06 Jan 2020 | BY somarketing

As a general rule, the individual partners in a partnership are treated as self-employed for tax purposes. Consequently, they pay tax under the self-assessment system and pay Class 2 and Class 4 National Insurance contributions on their profits.

However, in a limited liability partnership (LLP), some of the partners are more like employees in nature than partners in a traditional partnership. In recognition of this, legislation was introduced to treat such partners as employees rather than as self-employed partners, with the upshot that they are taxed on their partnership earnings (‘salary’) under PAYE rather than under self-assessment, and they pay Class 1 National Insurance rather than Classes 2 A and 4.

The rules

The salaried partner treatment only applies if all of the following three conditions are met.

Condition A is met if the partner receives a reward that is more like a salary than a share of business profits.
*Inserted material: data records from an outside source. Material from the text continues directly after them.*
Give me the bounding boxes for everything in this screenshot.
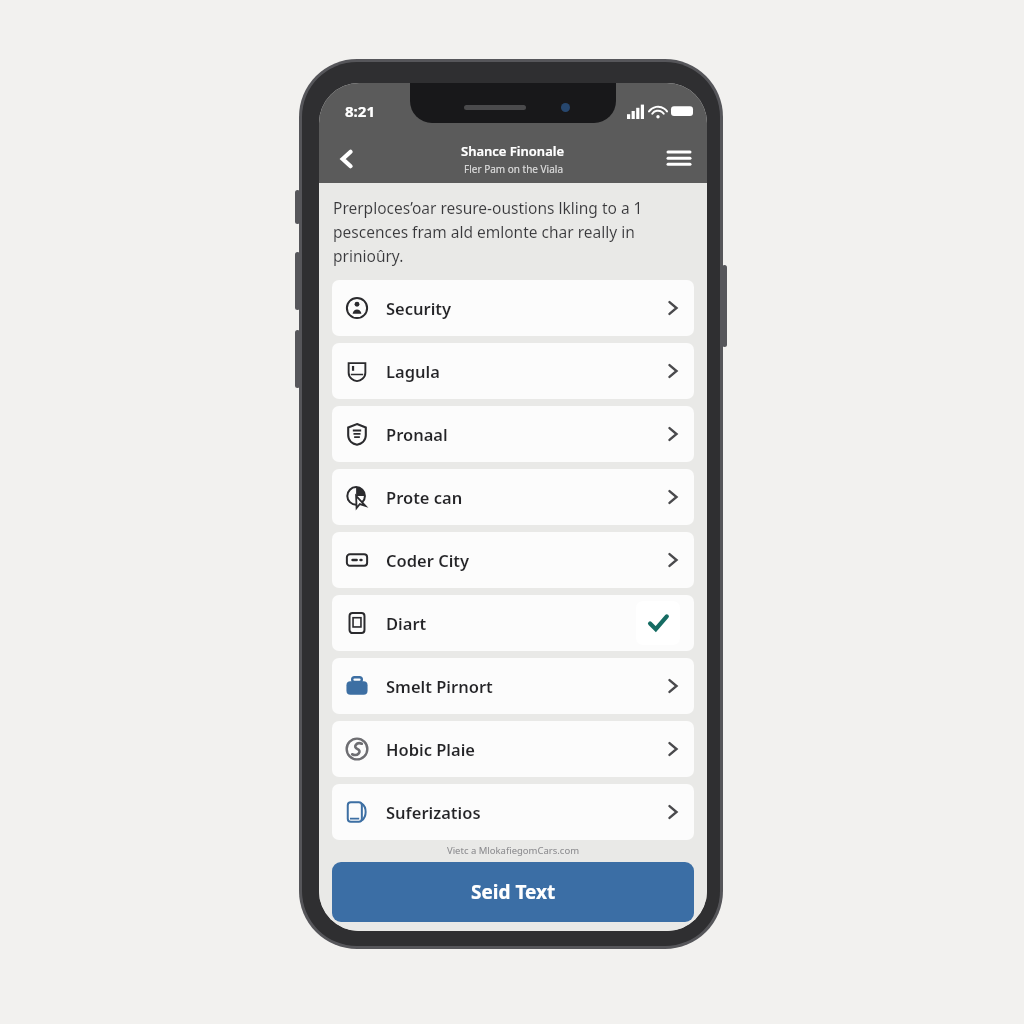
button[interactable]: Diart — [332, 595, 694, 651]
staticText: Fler Pam on the Viala — [464, 162, 563, 176]
staticText: Coder City — [386, 549, 470, 571]
staticText: Security — [386, 297, 452, 319]
staticText: Seid Text — [471, 879, 556, 905]
button[interactable]: Smelt Pirnort — [332, 658, 694, 714]
button[interactable]: Lagula — [332, 343, 694, 399]
button[interactable]: Suferizatios — [332, 784, 694, 840]
staticText: Diart — [386, 612, 427, 634]
button[interactable]: Pronaal — [332, 406, 694, 462]
button[interactable]: Seid Text — [332, 862, 694, 922]
staticText: Hobic Plaie — [386, 738, 476, 760]
staticText: Lagula — [386, 360, 440, 382]
button[interactable]: Back — [327, 139, 367, 179]
staticText: Prerploces’oar resure-oustions lkling to… — [333, 197, 693, 266]
button[interactable]: Menu — [659, 139, 699, 179]
staticText: Prote can — [386, 486, 463, 508]
staticText: Smelt Pirnort — [386, 675, 493, 697]
staticText: Pronaal — [386, 423, 448, 445]
staticText: 8:21 — [345, 101, 375, 121]
button[interactable]: Security — [332, 280, 694, 336]
staticText: Suferizatios — [386, 801, 481, 823]
staticText: Vietc a MlokafiegomCars.com — [319, 844, 707, 857]
button[interactable]: Hobic Plaie — [332, 721, 694, 777]
staticText: Shance Finonale — [461, 142, 565, 160]
button[interactable]: Coder City — [332, 532, 694, 588]
button[interactable]: Prote can — [332, 469, 694, 525]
An amount falls within this condition if:

• it is fixed;
• it is variable but without reference to the overall amount of the profits of the LLP; or
• it is not, in practice, affected by the overall profits and losses of the LLP

However, it should be noted that payments made on account of a profit share are not treated as disguised salary and the payments are contingent on future profits being made.
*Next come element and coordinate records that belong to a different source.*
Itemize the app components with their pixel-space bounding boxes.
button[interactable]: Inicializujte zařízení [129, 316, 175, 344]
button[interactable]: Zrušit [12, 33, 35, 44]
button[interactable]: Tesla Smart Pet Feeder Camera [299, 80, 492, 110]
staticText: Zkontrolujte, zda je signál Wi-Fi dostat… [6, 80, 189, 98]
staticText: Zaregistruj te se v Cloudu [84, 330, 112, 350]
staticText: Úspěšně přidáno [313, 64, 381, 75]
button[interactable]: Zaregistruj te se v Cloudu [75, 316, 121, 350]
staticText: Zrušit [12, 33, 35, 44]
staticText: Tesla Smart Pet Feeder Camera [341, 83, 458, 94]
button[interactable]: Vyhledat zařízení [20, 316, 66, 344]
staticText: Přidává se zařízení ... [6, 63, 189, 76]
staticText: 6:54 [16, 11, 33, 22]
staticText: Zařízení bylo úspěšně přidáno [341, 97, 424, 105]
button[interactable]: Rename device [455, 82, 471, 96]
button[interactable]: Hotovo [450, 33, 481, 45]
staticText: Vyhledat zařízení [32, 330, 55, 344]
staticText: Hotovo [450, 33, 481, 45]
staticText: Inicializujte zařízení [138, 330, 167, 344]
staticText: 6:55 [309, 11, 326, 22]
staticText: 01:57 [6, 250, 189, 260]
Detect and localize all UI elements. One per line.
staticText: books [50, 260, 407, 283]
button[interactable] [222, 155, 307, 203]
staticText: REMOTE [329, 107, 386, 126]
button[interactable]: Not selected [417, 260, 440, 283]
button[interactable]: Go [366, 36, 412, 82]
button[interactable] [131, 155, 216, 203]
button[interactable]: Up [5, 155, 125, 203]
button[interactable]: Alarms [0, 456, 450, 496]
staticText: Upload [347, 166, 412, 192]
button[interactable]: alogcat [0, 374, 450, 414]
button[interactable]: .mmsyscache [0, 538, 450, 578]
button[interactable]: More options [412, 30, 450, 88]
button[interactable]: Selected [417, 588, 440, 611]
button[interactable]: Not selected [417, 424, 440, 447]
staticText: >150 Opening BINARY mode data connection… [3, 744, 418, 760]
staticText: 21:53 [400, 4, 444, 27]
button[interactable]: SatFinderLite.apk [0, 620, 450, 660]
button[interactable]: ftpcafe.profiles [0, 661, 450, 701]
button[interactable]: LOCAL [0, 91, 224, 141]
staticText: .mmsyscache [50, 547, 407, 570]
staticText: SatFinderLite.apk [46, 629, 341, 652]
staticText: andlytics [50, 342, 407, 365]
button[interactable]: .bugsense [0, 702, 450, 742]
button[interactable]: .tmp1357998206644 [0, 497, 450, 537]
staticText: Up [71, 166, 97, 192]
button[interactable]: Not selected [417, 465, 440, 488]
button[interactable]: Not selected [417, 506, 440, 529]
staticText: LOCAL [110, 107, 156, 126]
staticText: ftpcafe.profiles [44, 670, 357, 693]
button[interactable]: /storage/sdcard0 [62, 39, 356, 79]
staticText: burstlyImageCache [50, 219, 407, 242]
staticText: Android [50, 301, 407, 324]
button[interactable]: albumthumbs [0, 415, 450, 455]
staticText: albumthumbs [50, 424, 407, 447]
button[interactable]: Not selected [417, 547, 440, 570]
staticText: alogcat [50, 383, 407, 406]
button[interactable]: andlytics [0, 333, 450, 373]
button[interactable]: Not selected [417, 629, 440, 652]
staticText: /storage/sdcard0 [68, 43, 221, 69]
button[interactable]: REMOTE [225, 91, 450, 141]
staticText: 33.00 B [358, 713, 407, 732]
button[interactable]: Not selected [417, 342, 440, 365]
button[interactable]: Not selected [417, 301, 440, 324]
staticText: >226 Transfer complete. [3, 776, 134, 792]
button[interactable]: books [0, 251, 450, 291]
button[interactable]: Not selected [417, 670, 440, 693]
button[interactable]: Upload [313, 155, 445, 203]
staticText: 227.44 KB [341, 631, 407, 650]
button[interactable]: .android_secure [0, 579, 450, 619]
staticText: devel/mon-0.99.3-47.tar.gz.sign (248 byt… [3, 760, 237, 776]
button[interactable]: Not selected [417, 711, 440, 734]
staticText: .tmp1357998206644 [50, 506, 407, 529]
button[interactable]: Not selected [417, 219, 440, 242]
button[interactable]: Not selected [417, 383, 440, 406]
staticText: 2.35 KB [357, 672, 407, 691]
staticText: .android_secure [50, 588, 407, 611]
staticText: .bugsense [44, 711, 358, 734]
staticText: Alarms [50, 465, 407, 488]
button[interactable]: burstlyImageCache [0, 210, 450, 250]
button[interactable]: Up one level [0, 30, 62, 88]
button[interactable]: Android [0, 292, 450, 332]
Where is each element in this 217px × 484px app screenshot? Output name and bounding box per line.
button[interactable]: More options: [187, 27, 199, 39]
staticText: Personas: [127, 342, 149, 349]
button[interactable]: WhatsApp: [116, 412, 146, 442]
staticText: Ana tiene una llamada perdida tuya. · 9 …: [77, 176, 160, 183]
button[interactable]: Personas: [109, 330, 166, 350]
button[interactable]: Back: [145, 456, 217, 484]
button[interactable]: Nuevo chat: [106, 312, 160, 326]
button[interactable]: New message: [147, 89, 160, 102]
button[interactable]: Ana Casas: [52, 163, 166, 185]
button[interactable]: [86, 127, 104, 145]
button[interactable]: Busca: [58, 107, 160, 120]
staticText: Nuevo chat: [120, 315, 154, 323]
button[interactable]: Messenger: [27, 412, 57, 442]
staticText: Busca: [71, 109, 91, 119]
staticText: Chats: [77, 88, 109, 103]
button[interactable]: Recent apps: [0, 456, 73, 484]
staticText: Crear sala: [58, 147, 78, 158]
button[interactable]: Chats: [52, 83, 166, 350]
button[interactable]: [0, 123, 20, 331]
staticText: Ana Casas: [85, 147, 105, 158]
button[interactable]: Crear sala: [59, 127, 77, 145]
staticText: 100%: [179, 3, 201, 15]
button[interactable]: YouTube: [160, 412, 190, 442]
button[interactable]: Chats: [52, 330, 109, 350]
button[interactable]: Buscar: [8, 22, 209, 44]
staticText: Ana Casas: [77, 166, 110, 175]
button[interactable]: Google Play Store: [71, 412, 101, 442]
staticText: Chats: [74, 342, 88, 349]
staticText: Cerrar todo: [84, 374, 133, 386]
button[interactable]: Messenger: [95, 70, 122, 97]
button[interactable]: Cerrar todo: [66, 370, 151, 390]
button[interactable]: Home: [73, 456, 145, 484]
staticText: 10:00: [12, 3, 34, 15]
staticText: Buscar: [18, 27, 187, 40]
Condition B is met if the mutual rights and duties of the members of the LLP and the rights and duties of the LLP and its members do not give the individual significant influence over the affairs of the LLP. This condition seeks to identify partners who do not have significant influence – in a traditional partnership, the partners are in business together and have an influence on how business is done and the decisions made. A partner who is more like an employee will lack that degree of influence.
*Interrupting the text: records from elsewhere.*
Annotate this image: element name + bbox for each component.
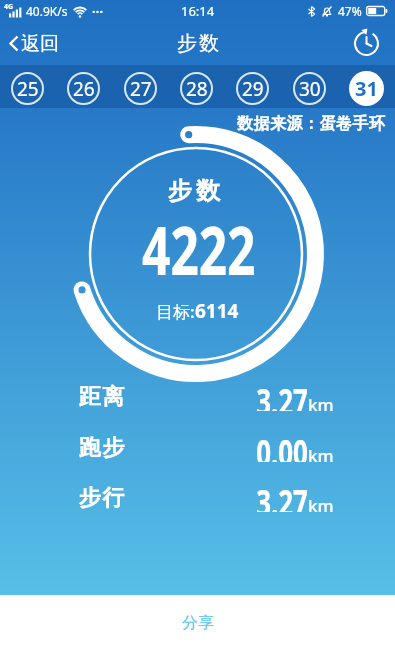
staticText: 28 [186, 76, 208, 102]
button[interactable]: 28 [180, 72, 213, 105]
staticText: 步数 [176, 31, 220, 56]
button[interactable]: 返回 [9, 32, 59, 56]
staticText: km [308, 494, 334, 517]
staticText: 数据来源：蛋卷手环 [237, 114, 386, 134]
staticText: 40.9K/s [26, 3, 68, 19]
button[interactable]: 25 [11, 72, 44, 105]
button[interactable]: 30 [293, 72, 326, 105]
staticText: 3.27 [256, 479, 308, 512]
staticText: 目标: [156, 300, 195, 323]
staticText: … [92, 0, 104, 17]
staticText: 0.00 [256, 429, 308, 462]
staticText: 步行 [78, 484, 125, 512]
button[interactable]: 27 [124, 72, 157, 105]
staticText: 3.27 [256, 378, 308, 411]
staticText: 30 [299, 76, 321, 102]
button[interactable]: 26 [67, 72, 100, 105]
staticText: km [308, 444, 334, 467]
staticText: 步数 [166, 176, 222, 206]
staticText: km [308, 393, 334, 416]
staticText: 47% [338, 3, 362, 19]
staticText: 分享 [182, 613, 214, 633]
staticText: 29 [242, 76, 264, 102]
staticText: 4G [4, 2, 14, 12]
staticText: 4222 [142, 203, 256, 294]
staticText: 跑步 [78, 434, 125, 462]
staticText: 31 [355, 75, 378, 102]
staticText: 返回 [21, 32, 59, 56]
button[interactable] [352, 29, 381, 58]
staticText: 27 [130, 76, 152, 102]
staticText: 16:14 [181, 2, 215, 20]
button[interactable]: 29 [236, 72, 269, 105]
staticText: 26 [73, 76, 95, 102]
button[interactable]: 分享 [0, 595, 395, 650]
staticText: 距离 [78, 383, 125, 411]
button[interactable]: 31 [349, 71, 384, 106]
staticText: 25 [17, 76, 39, 102]
staticText: 6114 [195, 298, 239, 324]
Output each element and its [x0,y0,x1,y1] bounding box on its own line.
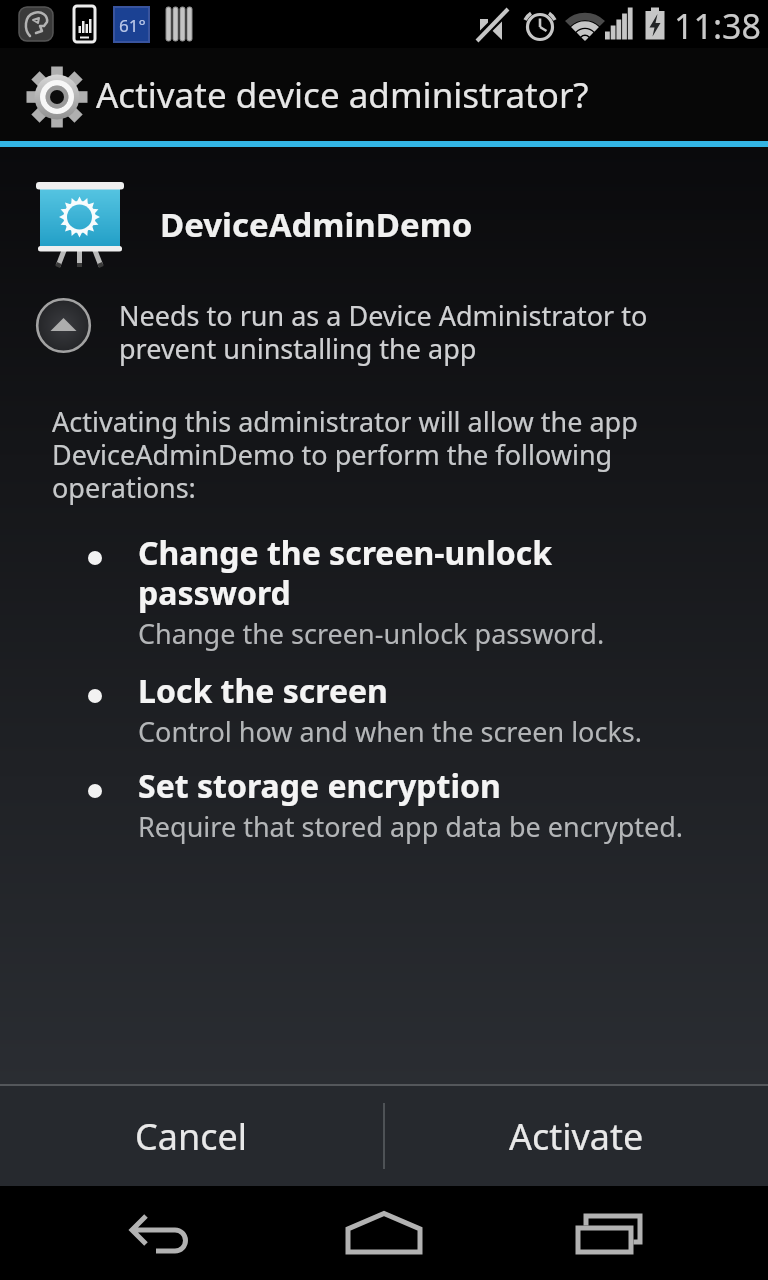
staticText: Change the screen-unlock password [138,531,553,615]
button[interactable] [0,1186,256,1280]
button[interactable] [35,297,92,354]
staticText: Needs to run as a Device Administrator t… [119,297,648,367]
staticText: 61° [119,14,146,37]
button[interactable] [512,1186,768,1280]
button[interactable]: Activate [385,1086,768,1186]
staticText: Set storage encryption [138,764,501,808]
staticText: Activate [509,1112,644,1161]
staticText: Cancel [135,1112,248,1161]
button[interactable] [256,1186,512,1280]
staticText: Require that stored app data be encrypte… [138,808,684,845]
button[interactable]: Cancel [0,1086,383,1186]
staticText: Change the screen-unlock password. [138,615,605,652]
staticText: Activating this administrator will allow… [52,403,638,506]
staticText: Lock the screen [138,669,388,713]
staticText: DeviceAdminDemo [160,202,473,247]
staticText: Activate device administrator? [96,71,589,119]
staticText: 11:38 [674,3,761,49]
staticText: Control how and when the screen locks. [138,713,642,750]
A partner will, however, be regarded as having significant influence if they are involved in the day-to-day management. Partners acting in a senior management role who may leave the day-to-day running to others but who can exert significant influence over the strategic decision of the business will also be regarded as having significant control.

Condition C is met if the individual’s capital contribution is less than 25% of the disguised salary which it is reasonable to expect will be received by the partner in return for the services that they perform for the LLP. New partners are allowed two months in which to contribute the capital.


Where all of the above conditions are met by a partner of an LLP, the partner must be treated like an employee for tax and National Insurance purposes. Payments treated as salary are taxed under PAYE and the employee must pay Class 1 National Insurance contributions. The LLP must also pay secondary Class 1 National Insurance.

Partner note: ITTOIA 2005, ss. 863A – 863G.